You are what you eat or at least it's starting to look like your brain is more deeply affected by the foods you put into your body than you might expect.

In recent years, many studies highlighted the kinds of brain changes that junk food may bring about. Researchers and the public have even wondered if food itself can be considered an addiction.

Eating junk food may change our responses to signals associated with food rewards.

Some scientists have suggested that junk food may have qualities that make it particularly addictive, that it is in fact designed to create craving. Two new studies add some interesting new information to the story.

The first finds that at least part of the reason that junk food seems so addictive is that it appears to shut down a person’s drive to eat a wider variety of foods. Luckily, the second study shows that these changes are reversible.

You Can't Eat Just One

Normally, humans and other animals temporarily “overdose” on a food if we eat enough of it — eat a plate of fries, for example, and you probably won’t want to see one again for a few weeks. But in the new study, from the School of Medical Sciences, UNSW Australia, the team found that this response may be sensitive to the types of foods you’re eating in the first place.

At least part of the reason that junk food seems so addictive is that it appears to shut down a person’s drive to eat a wider variety of foods.

The researchers conditioned rats being fed a normal diet to respond to two tones — one for grape-flavored sugar water and one for cherry-flavored sugar water. Rats eating healthy diets, as you would expect, stopped responding to the tone for the flavor that they’d had a lot of, instead preferring to mix it up.

Not so with junk food-eating rats. This group was given what researchers called “cafeteria food” — cake, cookies, pies, and dumplings — for two weeks. Not only did the rats’ weight increase by 10%, but they stopped avoiding the tone that indicated the flavor they’d overindulged in. In human terms, this would be equivalent to our eating a plate of fries for lunch and then doing it all over again for dinner.

“The interesting thing about this finding is that if the same thing happens in humans, eating junk food may change our responses to signals associated with food rewards,” said researcher Margaret Morris in a statement. “It's like you've just had ice cream for lunch, yet you still go and eat more when you hear the ice cream van come by.”

Changing the Cravings of Weight Loss Patients

But these food responses can change, a second study shows, and junk food's influence can be overcome when a person chooses other, healthier foods. This is what happens normally in daily life: we can eat a plate of fries, but because we will likely have something healthier for our next meal, the craving doesn't really take hold.

This is because even though junk food cravings are “wired” into the brain to some degree, the mechanisms are changeable depending on what we’re exposed to over time, and the choices we make.

We don't start out in life loving French fries and hating, for example, whole wheat pasta.

Tufts University researchers looked at the brains of obese people before and six months after weight loss surgery, using magnetic resonance imaging (MRI).

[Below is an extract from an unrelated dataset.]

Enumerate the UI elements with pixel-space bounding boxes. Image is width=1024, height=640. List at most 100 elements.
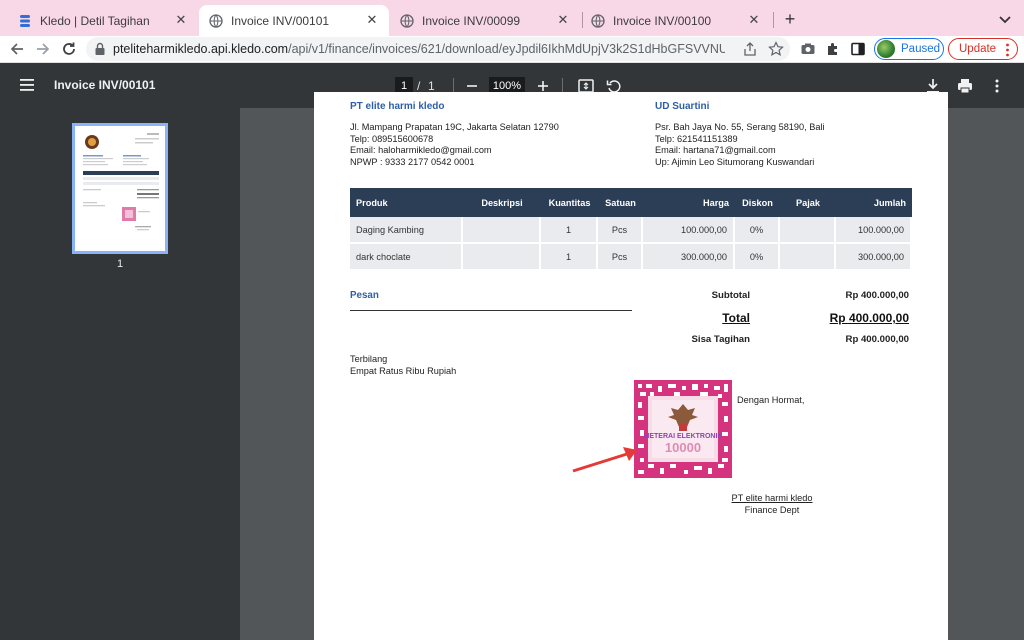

A Brain (and Body) Change for the Better
After six months their brain areas involved in addiction and craving were measurably changed. They responded more strongly to healthier, lower-calorie foods and were less attracted to junk foods.

These brain changes were in part due to the lifestyle changes the participants had undergone after the surgery, the authors suspect, not just the surgery itself. Patients became better educated about healthy food choices, eating more low-glycemic and high-fiber food.

It's even likely healthy foods will become the more appealing option over time.

The authors are encouraged by the results, since they strongly suggest that the effects of junk food are reversible.

“We don't start out in life loving French fries and hating, for example, whole wheat pasta,” study author Susan B. Roberts said in a press release. “This conditioning happens over time in response to eating — repeatedly! — what is out there in the toxic food environment.”

So if you’ve been on a junk food bender recently, don’t worry — you haven’t permanently wired your brain for the bad stuff. With some healthier choices — and a little self control — you can change it back. It's even likely healthy foods will become the more appealing option over time.

The first study is published in Frontiers in Psychology; the second in Nutrition & Diabetes.